Per questo… come le luci che si accendono nelle finestre delle casette di un presepe, così, durante il periodo elettorale, si vedono aprire molte sedi elettorali: magazzini che aprono le vecchie serrande, locali sulle cui porte campeggia una scritta a caratteri cubitali. Intorno ad essi un via vai di persone. Si organizzano “cene propiziatorie”, si stringono milioni di mani (anche a due mani), ammiccamenti, cenni di consenso. Tutti sono sorridenti e sembrano soddisfatti. Ognuno ha avuto, in teoria, la sua parte, ognuno la sua promessa. Sembra una festa come quando, finito l’inverno, la gente esce, il giovedì santo, per andare nelle varie chiese per visitare i cosiddetti “Sepolcri”. Chiacchierio, vocio. Ognuno va e dice le proprie preghiere con la speranza che vengano esaudite. È bello vedere questa attiva partecipazione che sembra non finire più. Senonché, passata la “festa”, tutto si spegne. Ognuno si dilegua.

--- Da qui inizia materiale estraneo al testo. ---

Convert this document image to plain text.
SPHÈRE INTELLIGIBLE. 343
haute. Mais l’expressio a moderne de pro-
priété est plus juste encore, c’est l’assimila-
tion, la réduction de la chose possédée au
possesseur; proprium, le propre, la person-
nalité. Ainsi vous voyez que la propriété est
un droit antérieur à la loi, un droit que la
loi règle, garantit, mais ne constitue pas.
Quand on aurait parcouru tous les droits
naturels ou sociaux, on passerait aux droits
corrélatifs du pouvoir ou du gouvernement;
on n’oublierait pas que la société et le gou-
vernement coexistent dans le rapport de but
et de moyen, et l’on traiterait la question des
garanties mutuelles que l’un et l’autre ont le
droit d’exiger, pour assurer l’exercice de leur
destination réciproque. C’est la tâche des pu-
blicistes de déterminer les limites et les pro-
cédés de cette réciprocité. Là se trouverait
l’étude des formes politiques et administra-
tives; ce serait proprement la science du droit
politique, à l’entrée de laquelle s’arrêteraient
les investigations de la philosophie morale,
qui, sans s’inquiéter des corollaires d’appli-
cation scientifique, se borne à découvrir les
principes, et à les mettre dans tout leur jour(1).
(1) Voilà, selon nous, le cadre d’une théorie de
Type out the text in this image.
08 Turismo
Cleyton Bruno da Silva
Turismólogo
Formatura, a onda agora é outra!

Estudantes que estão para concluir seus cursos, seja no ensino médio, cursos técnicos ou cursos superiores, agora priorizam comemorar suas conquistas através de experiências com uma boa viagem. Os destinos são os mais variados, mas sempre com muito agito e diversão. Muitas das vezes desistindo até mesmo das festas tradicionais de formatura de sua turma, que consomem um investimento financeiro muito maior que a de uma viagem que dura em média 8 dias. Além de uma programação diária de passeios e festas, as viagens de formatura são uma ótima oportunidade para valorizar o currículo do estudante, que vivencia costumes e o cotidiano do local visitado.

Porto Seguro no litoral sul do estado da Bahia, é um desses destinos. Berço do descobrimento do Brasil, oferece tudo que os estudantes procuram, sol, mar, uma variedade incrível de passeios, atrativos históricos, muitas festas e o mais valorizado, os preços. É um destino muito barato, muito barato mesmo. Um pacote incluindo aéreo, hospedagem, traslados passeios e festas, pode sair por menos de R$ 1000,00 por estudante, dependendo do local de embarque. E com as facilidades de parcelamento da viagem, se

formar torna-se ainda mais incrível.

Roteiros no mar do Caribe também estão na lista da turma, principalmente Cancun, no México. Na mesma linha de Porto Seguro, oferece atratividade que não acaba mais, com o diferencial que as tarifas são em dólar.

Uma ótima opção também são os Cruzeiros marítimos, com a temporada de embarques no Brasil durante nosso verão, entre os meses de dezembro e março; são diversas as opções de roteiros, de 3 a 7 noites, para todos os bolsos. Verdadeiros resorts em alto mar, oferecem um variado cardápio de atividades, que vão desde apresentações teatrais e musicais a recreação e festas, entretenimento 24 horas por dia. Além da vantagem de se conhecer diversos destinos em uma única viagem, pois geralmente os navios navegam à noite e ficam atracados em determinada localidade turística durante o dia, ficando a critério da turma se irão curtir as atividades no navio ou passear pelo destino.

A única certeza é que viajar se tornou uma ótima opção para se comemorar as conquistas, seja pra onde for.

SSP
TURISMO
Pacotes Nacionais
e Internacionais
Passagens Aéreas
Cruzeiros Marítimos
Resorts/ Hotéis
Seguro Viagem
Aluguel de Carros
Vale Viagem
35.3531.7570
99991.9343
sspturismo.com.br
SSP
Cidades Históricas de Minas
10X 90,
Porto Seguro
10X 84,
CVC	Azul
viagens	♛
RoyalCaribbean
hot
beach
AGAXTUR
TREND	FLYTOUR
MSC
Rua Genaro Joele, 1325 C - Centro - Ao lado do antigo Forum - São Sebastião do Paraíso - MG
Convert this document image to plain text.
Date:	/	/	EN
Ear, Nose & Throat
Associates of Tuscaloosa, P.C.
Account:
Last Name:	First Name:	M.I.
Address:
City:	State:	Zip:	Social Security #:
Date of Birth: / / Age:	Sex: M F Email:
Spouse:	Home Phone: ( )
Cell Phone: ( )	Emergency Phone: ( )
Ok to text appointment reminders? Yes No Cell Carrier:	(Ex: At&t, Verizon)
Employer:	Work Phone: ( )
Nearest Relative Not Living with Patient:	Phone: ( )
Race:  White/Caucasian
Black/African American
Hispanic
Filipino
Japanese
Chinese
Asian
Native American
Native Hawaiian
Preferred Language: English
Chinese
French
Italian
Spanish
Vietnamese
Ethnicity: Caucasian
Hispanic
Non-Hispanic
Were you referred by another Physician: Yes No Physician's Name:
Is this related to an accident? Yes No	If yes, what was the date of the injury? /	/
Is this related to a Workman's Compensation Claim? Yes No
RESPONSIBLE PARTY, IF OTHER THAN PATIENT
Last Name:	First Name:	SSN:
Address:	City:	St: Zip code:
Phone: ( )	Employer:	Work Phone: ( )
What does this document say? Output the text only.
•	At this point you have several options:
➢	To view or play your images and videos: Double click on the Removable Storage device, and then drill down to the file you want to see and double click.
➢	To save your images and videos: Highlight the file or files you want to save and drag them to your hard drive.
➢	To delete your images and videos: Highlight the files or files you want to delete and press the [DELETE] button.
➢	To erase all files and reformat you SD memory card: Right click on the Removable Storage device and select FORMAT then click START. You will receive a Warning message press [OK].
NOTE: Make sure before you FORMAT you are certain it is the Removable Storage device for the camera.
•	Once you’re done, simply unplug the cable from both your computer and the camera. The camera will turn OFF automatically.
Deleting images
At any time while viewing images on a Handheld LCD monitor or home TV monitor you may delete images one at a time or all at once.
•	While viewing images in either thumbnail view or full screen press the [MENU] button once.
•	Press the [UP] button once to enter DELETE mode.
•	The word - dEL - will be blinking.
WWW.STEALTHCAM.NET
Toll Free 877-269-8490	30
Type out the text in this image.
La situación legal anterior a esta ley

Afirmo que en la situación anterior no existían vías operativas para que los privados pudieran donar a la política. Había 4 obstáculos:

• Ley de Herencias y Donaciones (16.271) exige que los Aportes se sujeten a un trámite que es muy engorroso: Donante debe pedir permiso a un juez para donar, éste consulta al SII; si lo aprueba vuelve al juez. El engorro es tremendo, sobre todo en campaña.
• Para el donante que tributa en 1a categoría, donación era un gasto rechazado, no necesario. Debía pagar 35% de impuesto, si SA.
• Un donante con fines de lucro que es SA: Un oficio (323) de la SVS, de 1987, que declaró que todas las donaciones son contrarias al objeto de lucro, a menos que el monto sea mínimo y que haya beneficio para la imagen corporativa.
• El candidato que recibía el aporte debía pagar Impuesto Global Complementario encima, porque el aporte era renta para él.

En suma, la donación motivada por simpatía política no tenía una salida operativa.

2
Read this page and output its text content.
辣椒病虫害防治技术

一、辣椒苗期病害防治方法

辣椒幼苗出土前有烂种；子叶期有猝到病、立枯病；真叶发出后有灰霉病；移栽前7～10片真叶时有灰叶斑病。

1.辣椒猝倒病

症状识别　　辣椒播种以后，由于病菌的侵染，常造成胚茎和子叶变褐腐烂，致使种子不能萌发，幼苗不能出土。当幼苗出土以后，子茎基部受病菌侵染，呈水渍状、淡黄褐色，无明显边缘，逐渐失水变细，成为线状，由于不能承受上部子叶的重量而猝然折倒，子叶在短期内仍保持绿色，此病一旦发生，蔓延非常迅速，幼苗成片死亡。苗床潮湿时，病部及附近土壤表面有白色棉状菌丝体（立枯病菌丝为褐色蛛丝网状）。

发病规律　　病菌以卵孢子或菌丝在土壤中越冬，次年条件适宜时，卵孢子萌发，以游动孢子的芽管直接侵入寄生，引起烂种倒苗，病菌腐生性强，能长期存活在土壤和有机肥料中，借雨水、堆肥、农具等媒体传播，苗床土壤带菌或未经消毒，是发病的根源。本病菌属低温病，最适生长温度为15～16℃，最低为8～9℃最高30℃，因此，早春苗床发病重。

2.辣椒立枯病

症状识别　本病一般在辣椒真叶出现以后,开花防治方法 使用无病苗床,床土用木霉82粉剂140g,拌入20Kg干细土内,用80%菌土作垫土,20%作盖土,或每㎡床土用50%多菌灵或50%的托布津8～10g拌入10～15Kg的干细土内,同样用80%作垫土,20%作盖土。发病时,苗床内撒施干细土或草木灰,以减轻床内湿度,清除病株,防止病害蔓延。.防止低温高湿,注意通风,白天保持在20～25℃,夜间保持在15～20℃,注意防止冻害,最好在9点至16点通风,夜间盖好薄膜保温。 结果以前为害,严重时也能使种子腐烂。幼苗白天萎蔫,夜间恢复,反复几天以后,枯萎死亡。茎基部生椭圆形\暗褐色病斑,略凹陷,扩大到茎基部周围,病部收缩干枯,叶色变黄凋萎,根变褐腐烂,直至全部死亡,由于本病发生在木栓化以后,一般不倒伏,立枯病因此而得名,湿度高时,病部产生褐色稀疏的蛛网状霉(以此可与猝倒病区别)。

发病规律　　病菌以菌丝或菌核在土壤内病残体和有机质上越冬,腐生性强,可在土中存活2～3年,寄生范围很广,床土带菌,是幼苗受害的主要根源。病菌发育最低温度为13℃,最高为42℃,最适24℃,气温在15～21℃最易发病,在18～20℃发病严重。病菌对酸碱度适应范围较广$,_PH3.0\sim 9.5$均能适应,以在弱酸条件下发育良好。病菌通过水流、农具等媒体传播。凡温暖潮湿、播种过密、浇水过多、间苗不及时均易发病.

D’altronde, dopo la festa dei Sepolcri arriva il “Venerdì Santo”: giorno del silenzio e della passione.

Si spengono le lucette, si abbassano le serrande come avveniva una volta quando passava un corteo funebre. Ritorna il silenzio cattivo. Qualche raro passo. Rimangono, infatti, soltanto incontri sporadici a cui pochi partecipano. A qualcuno questa situazione può far comodo, perché così gestisce la cosa pubblica come meglio crede.
Invece, come i piccoli di alcune specie di uccelli che spingono sotto il becco dei genitori affinché questi rigurgitino il cibo che li fa crescere (l’alternativa è la morte), così, terminata la competizione elettorale, nessuno può ritenersi soddisfatto, anzi da quel momento inizia il vero lavoro.
Le sedi dovrebbero rimanere aperte e se hanno un costo bisogna che la spesa si divida o chi è eletto contribuisca in una quota maggiore. Bisogna che ognuno spinga dal basso affinché si attuino le promesse elettorali e non rimangano tali.
Costui, a sua volta, pur incontrando innegabili difficoltà si sente corroborato e confortato dalla base nella scelta della sue decisioni. Altrimenti può avere la tentazione di:
a) cambiare tranquillamente “casacca”;
b) “addormentarsi”;
c) fare i propri interessi o quelli di pochi, i quali (non è un caso raro) non appartengono neppure alla schiera di quelli che l’hanno eletto!
Perché, come dice un adagio: “l’occasione fa l’uomo ladro”.

Ma forse molti pensano che sia meglio lamentarsi che agire; sia meglio restare a coltivare il proprio orticello piuttosto che arare e dissodare tutto il campo; sia meglio, insomma, farsi i fatti propri ed eventualmente “arrangiarsi” qualora si ritiene di essere soggetti ad angherie.